100. Geburtstag

Frieda Mader feiert den 100. Geburtstag – und ist noch fit

Party mit Krönchen: Frieda Mader feiert am heutigen Freitag, 6. September, ihren 100. Geburtstag.

Party mit Krönchen: Frieda Mader feiert am heutigen Freitag, 6. September, ihren 100. Geburtstag.

Foto: STEFAN AREND / FUNKE Foto Services

Duisburg-Mündelheim.  Noch immer lebt die Mündelheimerin in ihrer eigenen Wohnung – im dritten Stock. Emporzulaufen ist Mader als begeisterte Bergwanderin gewohnt.

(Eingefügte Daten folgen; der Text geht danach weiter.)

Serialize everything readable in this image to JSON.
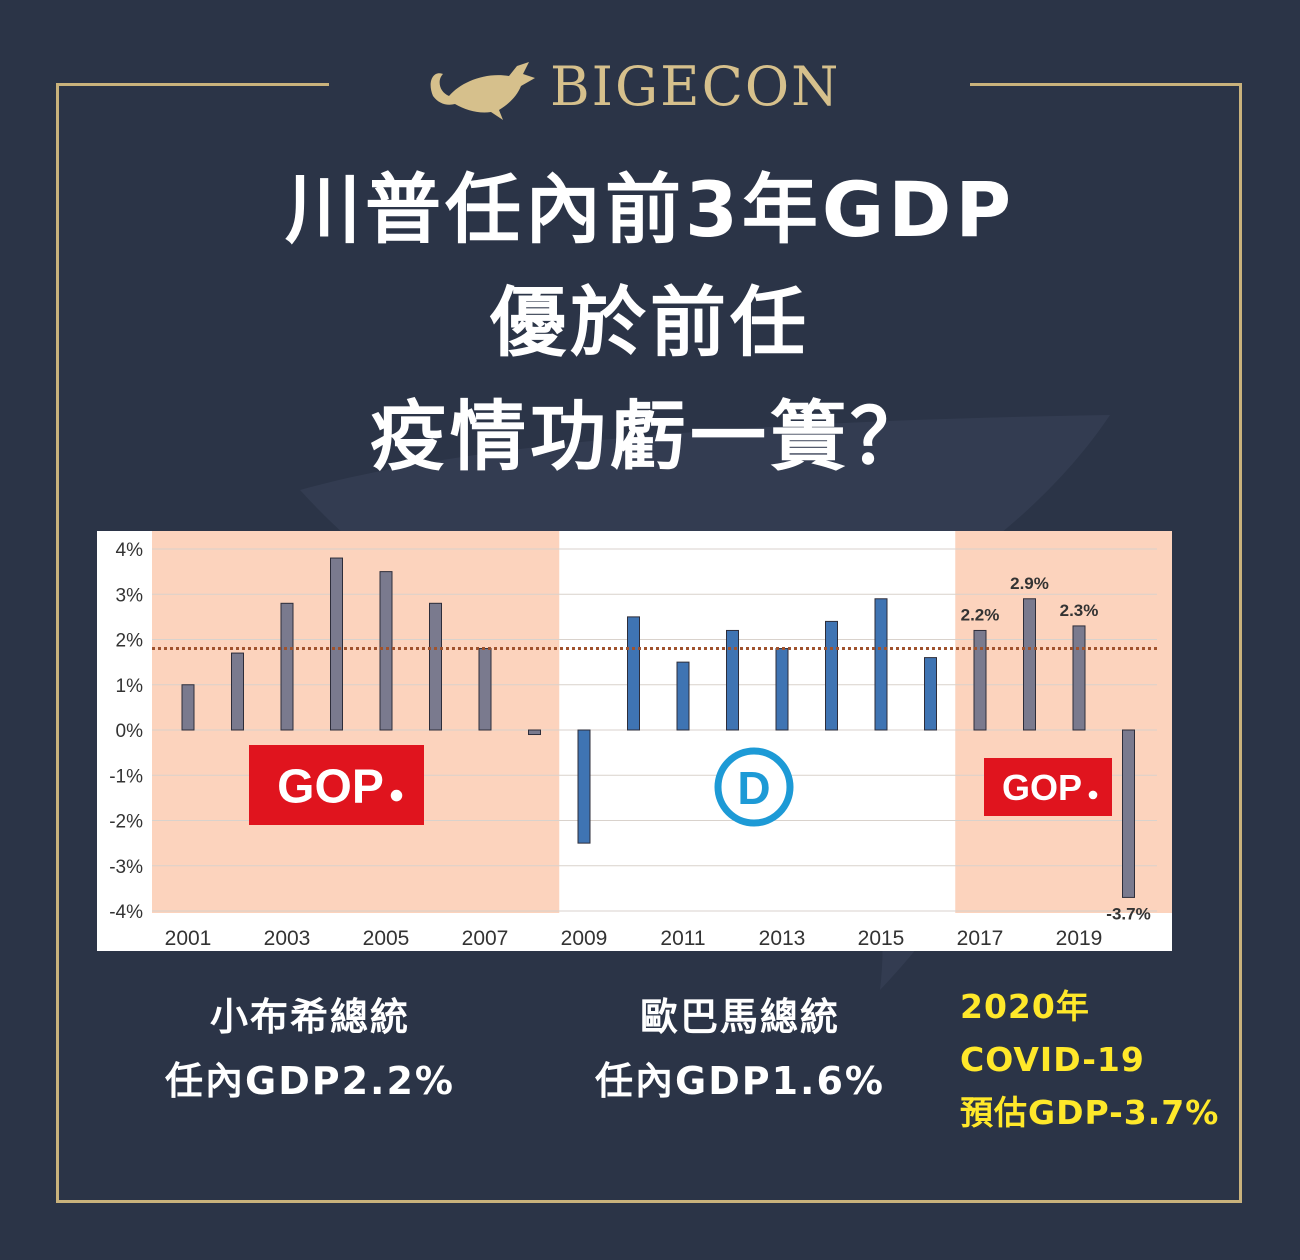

Frieda Mader zählt nun zum Kreise der Hundertjährigen in Duisburg. Am Freitag feiert sie ihren Ehrentag groß im Tagespflegeheim in Mündelheim mit Freunden und Familie. Zu ihrem 100. Geburtstag bekommt sie viele Blumen und „einen Fresskorb“ wie sie sagt. „Was soll man mir auch mit 100 noch groß schenken? Ich hab doch alles!“

Ursprünglich kommt Frieda Mader aus Gottesberg im ehemaligen Schlesien. 1950 zog sie zu Verwandten nach Duisburg und begann in einer Eisenfabrik zu arbeiten. Wenig später hat sie hier ihren Mann kennen gelernt und ist geblieben. Seit dessen Tod 1985 lebt die Jubilarin alleine in ihrer Wohnung – in der dritten Etage, ohne Aufzug. „Das ist immer ein Frust“, sagt sie, aber so lange es geht, will sie dort wohnen bleiben. „Die Treppen sind dann mein Training.“

Bergwandern und Radfahren

Überhaupt war Mader ihr Leben lang sehr sportlich. Zeitweise sei sie 30 Kilometer mit dem Fahrrad zur Arbeit gefahren. Ihr großes Hobby war aber das Bergwandern. In den Urlaub ging es dann nach Österreich oder die Schweiz. Und dann musste sie auch immer bis auf die Bergspitze hinauf: „Auf dem Gipfel gab es immer ein Buch, wo man sich eintragen konnte.“ Das war ihr Ansporn. Wenn ihre Begleiter nicht mehr weiter wollten, ist Frieda Mader alleine rauf.

Auch jetzt ist die Jubilarin noch sehr fit. Während ihrer Feier unterhält sich Mader angeregt über die Landtagswahlen in Ostdeutschland: „Es ist schade, dass die SPD abgefallen ist“, bedauert sie. „Wenn ich jünger wäre, würde mich das noch viel mehr interessieren, weil ich dann ja noch viel länger damit leben müsste.“

Auch darüber, dass Bürgermeister Sören Link nicht persönlich gratuliert, ist sie etwas enttäuscht. „Ich habe extra geübt, ihn zu begrüßen und zu winken“, sagt sie. Für ein Foto soll Frieda Mader dann doch noch einmal winken. „Die machen mich hier zum Otto“, sagt sie lachend und winkt gut gelaunt in die Kamera.